Они так активно и искусно убеждали всех, что выборные от сословий Пьемонта и Савойи собрались, чтобы выразить свое несогласие, и в полном составе явились во дворец, чтобы вручить регентше прошение, на которое она не обратила внимания, заявив, что решение о браке уже принято и что вся Европа знает об этом и одобряет его, а потому она не желает слушать никаких возражений.
— Да, сударыня! — воскликнул маркиз ди Пьянджа. — Европа сказала свое слово, но не Пьемонт и не Савойя, хотя никого, кроме них, это не касается. Поэтому, сударыня, если вы не хотите, чтобы случилось великое несчастье, пожалейте нас и не настаивайте на столь жестоком решении.
Но регентша, напротив, ответила, что решение уже принято и она будет на нем настаивать; выборные от сословий ушли разочарованные и чуть ли не взбешенные; они собрались у Паролы, где высказывались самые противоречивые мнения.
— Все дело в регентше, это она велит заключить брак, — кричали со всех сторон, — но наш герцог не хочет покидать нас.
— Правильно, — говорил кто-то другой, — вы видели? У него были слезы на глазах, когда ее королевское высочество говорила с нами.
— Надо встретиться с ним без нее! — послышалось два или три голоса.
— Да, без нее, пусть он выслушает нас, — подхватило большинство, — и скажет, каковы его подлинные намерения, ведь он наш повелитель, и если наш герцог прикажет не отпускать его, мы сделаем это даже вопреки герцогине.

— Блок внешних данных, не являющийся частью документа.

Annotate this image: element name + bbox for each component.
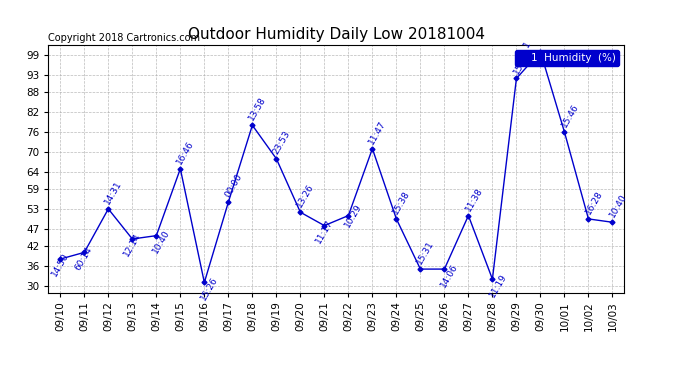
Text: 10:40: 10:40 (607, 193, 628, 219)
Text: 14:50: 14:50 (50, 252, 70, 279)
Text: 23:53: 23:53 (271, 129, 292, 156)
Text: 11:38: 11:38 (464, 186, 484, 213)
Text: 15:31: 15:31 (415, 239, 436, 266)
Text: Copyright 2018 Cartronics.com: Copyright 2018 Cartronics.com (48, 33, 200, 42)
Text: 14:31: 14:31 (104, 179, 124, 206)
Text: 11:19: 11:19 (487, 272, 508, 298)
Text: 15:32: 15:32 (511, 49, 532, 76)
Legend: 1  Humidity  (%): 1 Humidity (%) (515, 50, 619, 66)
Text: 13:58: 13:58 (247, 96, 268, 123)
Text: 10:40: 10:40 (151, 228, 172, 255)
Text: 00:00: 00:00 (224, 172, 244, 200)
Text: 60:14: 60:14 (74, 245, 95, 272)
Text: 15:46: 15:46 (560, 102, 580, 129)
Text: 15:26: 15:26 (199, 275, 220, 302)
Text: 1: 1 (522, 39, 532, 49)
Text: 11:47: 11:47 (367, 119, 388, 146)
Text: 16:46: 16:46 (175, 139, 196, 166)
Text: 12:14: 12:14 (121, 232, 142, 258)
Title: Outdoor Humidity Daily Low 20181004: Outdoor Humidity Daily Low 20181004 (188, 27, 485, 42)
Text: 15:38: 15:38 (391, 189, 412, 216)
Text: 14:06: 14:06 (440, 262, 460, 288)
Text: 13:26: 13:26 (295, 183, 316, 210)
Text: 16:28: 16:28 (584, 189, 604, 216)
Text: 11:17: 11:17 (314, 218, 335, 245)
Text: 10:29: 10:29 (344, 202, 364, 229)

И, словно одержимые, они начали выкрикивать хором:
— Наш герцог! Наш герцог!
Эти крики раздавались по всему городу; принц и регентша следили за развитием событий и, когда почувствовали, что время пришло, сделали последний ход. Герцогиня-мать уехала на неделю к моей свекрови в Верруа под предлогом визита вежливости, а также для того, чтобы осмотреть крепость, которую пришлось бы защищать в случае возможной войны. Виктор Амедей остался в Турине, и в тот же вечер депутация синьоров во главе со славным Пьянджей и великолепным Паролой — высокородными марионетками, веревочки которых герцогиня держала в своих руках, — явилась во дворец и потребовала встречи с юным принцем. Виктор Амедей заставил долго упрашивать себя, хотя ждал их с нетерпением, спрятавшись за шторой, и видел, как они пришли.
Синьоры так распалились, что чуть не взломали дверь, а затем бросились к его ногам, умоляя.